During the lockdown, I often told his dad that he appeared quite dazzled by sunlight but had no idea what was about to happen to us.

Victor was late to sit and stand, and so there were clearly issues with his motor skills and balance.

After his two cochlear implant operations, we thought we had experienced the worst in our journey, but a month later, in February 2021, we received the genetic testing results and learned that Victor has Usher 1F.

Victor with his mom Melanie

I had already heard about this syndrome and was very afraid of it because the absence of hearing coupled with the loss of vision was something terrible for me. Unfortunately, our baby has this syndrome…and I understood that everything I had noticed in him as a young mother of my first child was related to the disease.
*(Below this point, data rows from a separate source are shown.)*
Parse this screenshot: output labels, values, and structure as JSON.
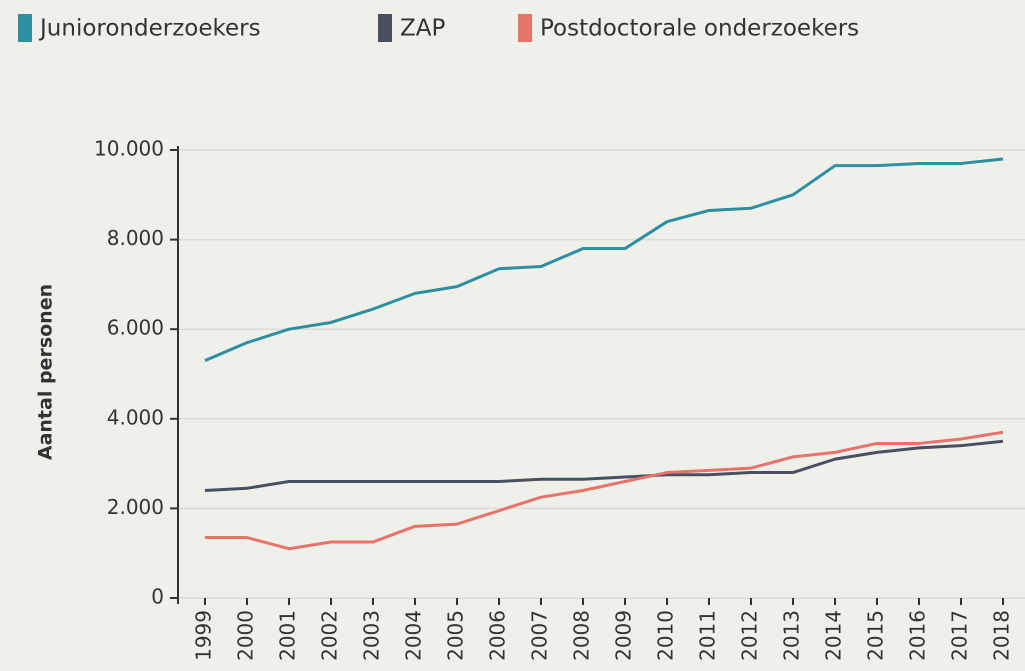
{
  "chart_data": {
    "type": "line",
    "y_label": "Aantal personen",
    "categories": [
      "1999",
      "2000",
      "2001",
      "2002",
      "2003",
      "2004",
      "2005",
      "2006",
      "2007",
      "2008",
      "2009",
      "2010",
      "2011",
      "2012",
      "2013",
      "2014",
      "2015",
      "2016",
      "2017",
      "2018"
    ],
    "series": [
      {
        "name": "Junioronderzoekers",
        "color": "#2e8fa0",
        "values": [
          5300,
          5700,
          6000,
          6150,
          6450,
          6800,
          6950,
          7350,
          7400,
          7800,
          7800,
          8400,
          8650,
          8700,
          9000,
          9650,
          9650,
          9700,
          9700,
          9800
        ]
      },
      {
        "name": "ZAP",
        "color": "#4a5060",
        "values": [
          2400,
          2450,
          2600,
          2600,
          2600,
          2600,
          2600,
          2600,
          2650,
          2650,
          2700,
          2750,
          2750,
          2800,
          2800,
          3100,
          3250,
          3350,
          3400,
          3500
        ]
      },
      {
        "name": "Postdoctorale onderzoekers",
        "color": "#e8736a",
        "values": [
          1350,
          1350,
          1100,
          1250,
          1250,
          1600,
          1650,
          1950,
          2250,
          2400,
          2600,
          2800,
          2850,
          2900,
          3150,
          3250,
          3450,
          3450,
          3550,
          3700
        ]
      }
    ],
    "ylim": [
      0,
      10000
    ],
    "yticks": [
      0,
      {
        "value": 2000,
        "label": "2.000"
      },
      {
        "value": 4000,
        "label": "4.000"
      },
      {
        "value": 6000,
        "label": "6.000"
      },
      {
        "value": 8000,
        "label": "8.000"
      },
      {
        "value": 10000,
        "label": "10.000"
      }
    ],
    "grid": true
  }
}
Victor is a happy, smiling child. He is a sweetheart who loves spending time with all his family. He likes to joke a lot and is very active - You never get bored with him! He brings us so much love and happiness despite a daily life that is not easy for him. He almost never complains and is very strong in the face of his day-to-day challenges from his stability/sight/hearing problems. He amazes us every day. He is our ray of sunshine.

Victor managed to walk on his own in January 2022 and has since made enormous progress: he jumps, runs, dances, in short amazing us every day!

Since the beginning of September, he has been going to school in our town. He attends a mainstream school with kids with normal hearing. Victor is delighted to go there and be with his friends and teachers. His special assistant teacher helps him progress further every day.

Victor also has a little secret. Soon he will become the best big brother, we are sure!

Victor with his dad Alexandre

There is no specific follow-up and support path for Usher syndrome in France. We struggled with the administration to set up appropriate monitoring. The only follow-up for which it was simple is speech therapy; Victor has been having speech therapy sessions since he was six-months old and so even before his implantation (before his implantation, he had hearing aids which sadly brought no benefit). 

Today, Victor has two speech therapy sessions per week, one hand-eye physical coordination session per week and one physiotherapy session per month. At the same time, we were interested in Auditory-Verbal therapy, which is not well known in France (there are only a few trained speech therapists and no financial support through the government social security system), and so we practice this at home.

The placement and supply of cochlear implants is covered by the government. We pay for the accessory equipment (battery, cables, etc.), as well as the specific insurance for the implants.

For the retina and following the news of the disease, I searched a lot. We are now seen once a year at the 15-20 Hôpital National de la Vision in Paris by Professor Audo in person, which is very positive indeed. We also have an ophthalmologist near our home.

Victor's night vision is already quite affected. This causes him much anxiety at night, and his sleep routine is not easy, which is why he sleeps in our room (in his own bed, next to ours).

Our biggest dream is that a cure will be found so that our son will never be in the dark! We so hope that this treatment arrives before it is too late for him!